We had an email from Natalie this week asking about best sight words and spelling programs – your experienced thoughts on these topics are much appreciated….
I am in my final year of my teaching degree, I have come across so many sight words and spelling programs.
Could you please share which is the best to work with, I have noticed many similarities and also some major differences….
The Oxford Word List is fantastic for sight words and commonly used words. The words are graded according to difficulty which is handy. Here is the link:
I have used Soundwaves in the past and it is OK, the new Nelson Phonics is good also.
Most commercial spelling programs are OK, just make sure that any spelling program you use teaches students that letters can make a number of different sounds depending on the word.
The best advice is to check with the school in which you become employed as they may have particular preferences for various lists and programs.
Good luck with the rest of your studies.
I use Soundwaves, it is fantastic! I also use the M100 words 🙂
I use Jolly Phonics too but is difficult if the school doesn’t have it because it is so expensive!!
I use Magic 100 Words. There are 2 books. They group the words into easy stages and is great to use with students with special needs.
Jolly Phonics and Jolly Grammar are FANTASTIC!!!!!!
Peak Hill Sight words are really good for Kindergarten (Peak Hill is a sight word program made by Peak Hill Public school,NSW)
I am in kindergarten in NSW and all four K classes in my school follow ‘Ants in the Apple’ for single sounds, and supplement this also to ensure chn are not just getting one letter, one sound understanding.
Our sight word list is a combination of lists, yet it is linked to the readers in the school. The order we follow to introduce sight words, follows the order in which the words are presented in the readers. So children are learning sight words they come across in their readers.
Of course this is flexible as we do differentiate the program to meet learning needs across the cohort. Each family is given a list to take home which outlines which sight words will be covered in class, week by week, for the whole year.
We give out the term’s list at the beginning of each term (or again as required – some children already know first 100 on our list now). Every class also sends a small piece of paper (1/6 of an A4) to every child every week with their sight words for that week, to place on the fridge (we call them “Fridge Words”).
Has worked well so far.
We base our spelling program on the THRASS chart. This way students come to realise the same sound can have lots of different spelling. Basic sight words come from Mioow and Oxford word lists.
If you are not in a school the Magic 100 words and the More Magic Words (200 of the most used words in the english language) are excellent – not expensive and you can make up lots of activities prior to starting in the class.
Most important, as someone has also mentioned, is that children learn that letters can have different sounds – use lots of books to demonstrate this. Don’t just focus on one program like Jolly Phonics as I have also heard some negative comments about this.
In our school we use the Magic 100 words and we also use LetterLand. The kids seem to love this program.
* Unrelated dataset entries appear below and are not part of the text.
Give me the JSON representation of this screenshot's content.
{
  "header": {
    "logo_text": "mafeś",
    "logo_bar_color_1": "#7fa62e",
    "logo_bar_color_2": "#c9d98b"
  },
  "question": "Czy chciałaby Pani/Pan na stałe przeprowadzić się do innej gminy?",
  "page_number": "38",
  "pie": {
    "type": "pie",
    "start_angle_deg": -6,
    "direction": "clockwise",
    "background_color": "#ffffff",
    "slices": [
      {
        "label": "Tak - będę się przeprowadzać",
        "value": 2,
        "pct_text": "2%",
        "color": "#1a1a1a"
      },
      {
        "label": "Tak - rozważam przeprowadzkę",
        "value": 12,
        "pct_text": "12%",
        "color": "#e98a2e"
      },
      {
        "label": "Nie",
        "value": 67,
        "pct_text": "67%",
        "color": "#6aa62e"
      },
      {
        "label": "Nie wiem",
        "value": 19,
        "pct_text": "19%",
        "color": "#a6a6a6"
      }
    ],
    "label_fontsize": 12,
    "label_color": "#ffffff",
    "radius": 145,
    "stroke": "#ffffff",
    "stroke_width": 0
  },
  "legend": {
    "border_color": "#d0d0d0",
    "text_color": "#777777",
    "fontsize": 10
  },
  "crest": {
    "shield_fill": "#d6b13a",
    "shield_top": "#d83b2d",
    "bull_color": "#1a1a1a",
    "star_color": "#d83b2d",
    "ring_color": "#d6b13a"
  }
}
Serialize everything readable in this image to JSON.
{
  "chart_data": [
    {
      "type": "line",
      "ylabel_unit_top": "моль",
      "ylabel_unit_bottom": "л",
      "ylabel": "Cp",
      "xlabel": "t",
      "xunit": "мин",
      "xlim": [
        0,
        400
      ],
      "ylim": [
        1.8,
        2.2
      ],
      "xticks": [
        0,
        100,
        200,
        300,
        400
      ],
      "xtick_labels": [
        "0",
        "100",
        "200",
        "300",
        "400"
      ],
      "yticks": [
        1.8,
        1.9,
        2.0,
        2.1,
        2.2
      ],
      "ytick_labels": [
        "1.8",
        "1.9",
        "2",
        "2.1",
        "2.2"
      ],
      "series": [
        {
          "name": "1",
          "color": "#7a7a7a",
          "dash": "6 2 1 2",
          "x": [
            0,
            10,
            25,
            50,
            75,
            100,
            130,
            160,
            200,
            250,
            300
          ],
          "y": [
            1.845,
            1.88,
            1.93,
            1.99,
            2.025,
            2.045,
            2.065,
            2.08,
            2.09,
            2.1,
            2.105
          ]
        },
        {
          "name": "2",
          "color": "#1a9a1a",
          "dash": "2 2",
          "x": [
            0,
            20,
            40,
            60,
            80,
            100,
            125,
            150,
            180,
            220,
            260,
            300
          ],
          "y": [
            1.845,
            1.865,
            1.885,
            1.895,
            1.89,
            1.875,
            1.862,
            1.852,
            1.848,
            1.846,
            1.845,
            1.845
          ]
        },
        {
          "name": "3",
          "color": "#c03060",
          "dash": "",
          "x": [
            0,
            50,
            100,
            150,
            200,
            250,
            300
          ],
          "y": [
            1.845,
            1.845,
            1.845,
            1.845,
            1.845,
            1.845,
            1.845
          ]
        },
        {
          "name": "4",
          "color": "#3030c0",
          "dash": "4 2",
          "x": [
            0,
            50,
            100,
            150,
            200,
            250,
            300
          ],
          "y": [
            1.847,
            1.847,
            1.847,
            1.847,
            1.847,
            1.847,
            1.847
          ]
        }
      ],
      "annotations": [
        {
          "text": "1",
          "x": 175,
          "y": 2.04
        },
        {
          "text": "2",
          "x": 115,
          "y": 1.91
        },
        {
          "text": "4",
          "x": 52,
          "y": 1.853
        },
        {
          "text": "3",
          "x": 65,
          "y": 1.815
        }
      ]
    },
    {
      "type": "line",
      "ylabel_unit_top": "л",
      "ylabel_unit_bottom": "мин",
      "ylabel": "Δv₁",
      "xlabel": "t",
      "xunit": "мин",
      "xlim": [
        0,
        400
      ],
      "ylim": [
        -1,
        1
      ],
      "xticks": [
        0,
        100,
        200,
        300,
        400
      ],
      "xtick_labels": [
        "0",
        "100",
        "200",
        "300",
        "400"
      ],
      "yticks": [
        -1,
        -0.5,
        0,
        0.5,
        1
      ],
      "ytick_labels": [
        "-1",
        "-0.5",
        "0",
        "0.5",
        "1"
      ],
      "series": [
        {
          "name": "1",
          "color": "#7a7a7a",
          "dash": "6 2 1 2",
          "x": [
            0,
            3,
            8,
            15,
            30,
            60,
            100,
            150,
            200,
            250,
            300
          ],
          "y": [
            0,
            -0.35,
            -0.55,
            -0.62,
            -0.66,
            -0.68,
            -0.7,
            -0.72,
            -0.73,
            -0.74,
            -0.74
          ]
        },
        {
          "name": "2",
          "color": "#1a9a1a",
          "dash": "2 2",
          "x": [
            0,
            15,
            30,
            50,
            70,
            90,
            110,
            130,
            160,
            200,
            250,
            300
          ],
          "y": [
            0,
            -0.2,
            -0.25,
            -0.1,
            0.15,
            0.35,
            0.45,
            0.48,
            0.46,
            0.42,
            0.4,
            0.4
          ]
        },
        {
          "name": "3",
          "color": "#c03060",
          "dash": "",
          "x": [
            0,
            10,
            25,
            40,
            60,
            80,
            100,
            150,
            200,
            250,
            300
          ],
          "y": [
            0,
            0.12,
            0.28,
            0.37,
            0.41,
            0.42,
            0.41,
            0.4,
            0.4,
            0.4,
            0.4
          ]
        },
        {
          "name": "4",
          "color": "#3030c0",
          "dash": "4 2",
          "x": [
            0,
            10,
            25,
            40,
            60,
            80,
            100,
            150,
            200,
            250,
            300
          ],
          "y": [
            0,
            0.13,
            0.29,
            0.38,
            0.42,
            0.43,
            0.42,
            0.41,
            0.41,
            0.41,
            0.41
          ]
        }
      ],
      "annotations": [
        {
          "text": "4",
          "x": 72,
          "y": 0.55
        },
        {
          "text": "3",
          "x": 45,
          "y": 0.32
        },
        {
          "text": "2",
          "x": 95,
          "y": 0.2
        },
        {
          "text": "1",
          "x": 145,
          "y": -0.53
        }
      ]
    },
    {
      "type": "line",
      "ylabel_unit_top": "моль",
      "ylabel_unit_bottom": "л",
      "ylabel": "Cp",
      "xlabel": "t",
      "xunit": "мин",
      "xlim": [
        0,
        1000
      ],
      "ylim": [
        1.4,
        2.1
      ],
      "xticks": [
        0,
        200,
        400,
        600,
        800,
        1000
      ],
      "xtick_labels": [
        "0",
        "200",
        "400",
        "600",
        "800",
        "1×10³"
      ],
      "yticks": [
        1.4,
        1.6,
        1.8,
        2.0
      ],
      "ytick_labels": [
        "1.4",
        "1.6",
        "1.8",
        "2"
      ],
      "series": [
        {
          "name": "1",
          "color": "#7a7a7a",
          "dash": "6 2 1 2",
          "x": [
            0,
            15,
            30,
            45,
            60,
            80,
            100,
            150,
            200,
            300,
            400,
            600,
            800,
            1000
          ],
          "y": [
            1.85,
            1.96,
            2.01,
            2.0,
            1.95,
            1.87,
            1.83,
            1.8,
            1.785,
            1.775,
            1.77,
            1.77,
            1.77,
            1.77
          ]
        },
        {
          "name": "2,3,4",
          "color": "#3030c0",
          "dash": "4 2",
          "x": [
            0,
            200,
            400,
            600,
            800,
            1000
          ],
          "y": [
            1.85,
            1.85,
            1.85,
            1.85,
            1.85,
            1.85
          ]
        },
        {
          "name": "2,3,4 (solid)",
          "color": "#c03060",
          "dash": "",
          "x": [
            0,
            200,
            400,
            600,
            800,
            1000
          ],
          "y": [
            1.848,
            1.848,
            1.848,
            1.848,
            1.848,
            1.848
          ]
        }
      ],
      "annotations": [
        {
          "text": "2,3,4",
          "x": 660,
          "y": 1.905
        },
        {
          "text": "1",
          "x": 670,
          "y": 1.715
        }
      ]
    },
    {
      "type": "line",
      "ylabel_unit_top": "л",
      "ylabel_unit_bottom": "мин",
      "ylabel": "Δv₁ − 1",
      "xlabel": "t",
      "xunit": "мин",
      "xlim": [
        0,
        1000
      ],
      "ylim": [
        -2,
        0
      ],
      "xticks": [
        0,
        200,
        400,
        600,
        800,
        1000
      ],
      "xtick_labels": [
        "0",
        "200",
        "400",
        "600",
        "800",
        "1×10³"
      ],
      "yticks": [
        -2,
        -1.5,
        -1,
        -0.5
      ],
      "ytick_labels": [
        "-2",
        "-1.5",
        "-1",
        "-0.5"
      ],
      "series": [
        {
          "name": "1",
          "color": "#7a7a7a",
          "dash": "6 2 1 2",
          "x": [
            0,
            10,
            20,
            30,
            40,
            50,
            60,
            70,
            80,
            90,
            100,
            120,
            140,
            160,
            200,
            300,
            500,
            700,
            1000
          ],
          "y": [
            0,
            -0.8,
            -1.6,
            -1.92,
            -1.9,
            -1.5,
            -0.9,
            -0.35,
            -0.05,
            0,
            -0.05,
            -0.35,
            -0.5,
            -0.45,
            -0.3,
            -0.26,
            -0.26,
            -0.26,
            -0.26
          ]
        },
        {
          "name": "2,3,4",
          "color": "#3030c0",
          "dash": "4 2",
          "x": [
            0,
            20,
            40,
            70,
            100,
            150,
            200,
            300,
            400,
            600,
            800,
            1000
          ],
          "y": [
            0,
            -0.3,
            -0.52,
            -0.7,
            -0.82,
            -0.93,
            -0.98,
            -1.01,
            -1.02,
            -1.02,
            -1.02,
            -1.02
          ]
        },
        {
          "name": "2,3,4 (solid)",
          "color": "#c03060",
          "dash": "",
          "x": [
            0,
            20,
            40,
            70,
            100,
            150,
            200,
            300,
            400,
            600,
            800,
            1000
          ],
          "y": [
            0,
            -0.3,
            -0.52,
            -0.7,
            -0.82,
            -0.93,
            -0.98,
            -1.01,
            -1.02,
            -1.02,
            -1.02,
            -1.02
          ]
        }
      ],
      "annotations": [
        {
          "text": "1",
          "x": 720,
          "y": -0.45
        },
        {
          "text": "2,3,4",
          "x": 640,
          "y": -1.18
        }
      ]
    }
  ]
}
At my school we use THRASS as the basis for our spelling programme. We focus on a phoneme per week. Apart from the common spellings for phonemes, we teach the less common as well. First Steps has some great ideas for day to day teaching. Our students use spelling journals. With sight words, we use the THRASS hotwords. I also use the Oxford list.
We use this program called Sound Waves. I’m a NSW teacher and love it. The kids get so excited when I tell them its time for Sound Waves!
My year 2’s love the chant and actions, and there are picture icons for all the sound boxes. This is great for my kids as they receive a picture prompt to trigger their memory for my visual learners, and the chant and actions where we sing the sounds are best for my auditory and kinesthetic learners.
Great word lists and games for each unit (one sound per week). Best part is the Teacher book – it has great games and ideas, and explains your weekly teaching episodes. There is a also a CD with BLMs of word matchup games, word activities and extension and craft proformas.
I have only been teaching for a few years and was never trained about how to teach phonics and this program has made myself and my students so excited about phonics!
Jolly Phonics and Jolly Grammar are THE best!!!!!!
We are started using it at our school this year and our Pre Primary children are about 12 months ahead of where they were last year and we are only up to term 2. Parents love it and children LLOOOOVVVEEEEE it!!! It is awesome and all set out ready to go. Not expensive either.
Our school uses Jolly Phonics in our Prep/Year 1 classes and in my 30 years of teaching this is the best programme I have come across for children learning the sounds that letters make. Our Prep children are well ahead in their ability to hear and record sounds, the important components in learning to write and read. They can’t wait to have the Jolly Phonics CD on and show us how clever they are – and then to see them using their new knowledge and learning in their beginning writing is reward in itself.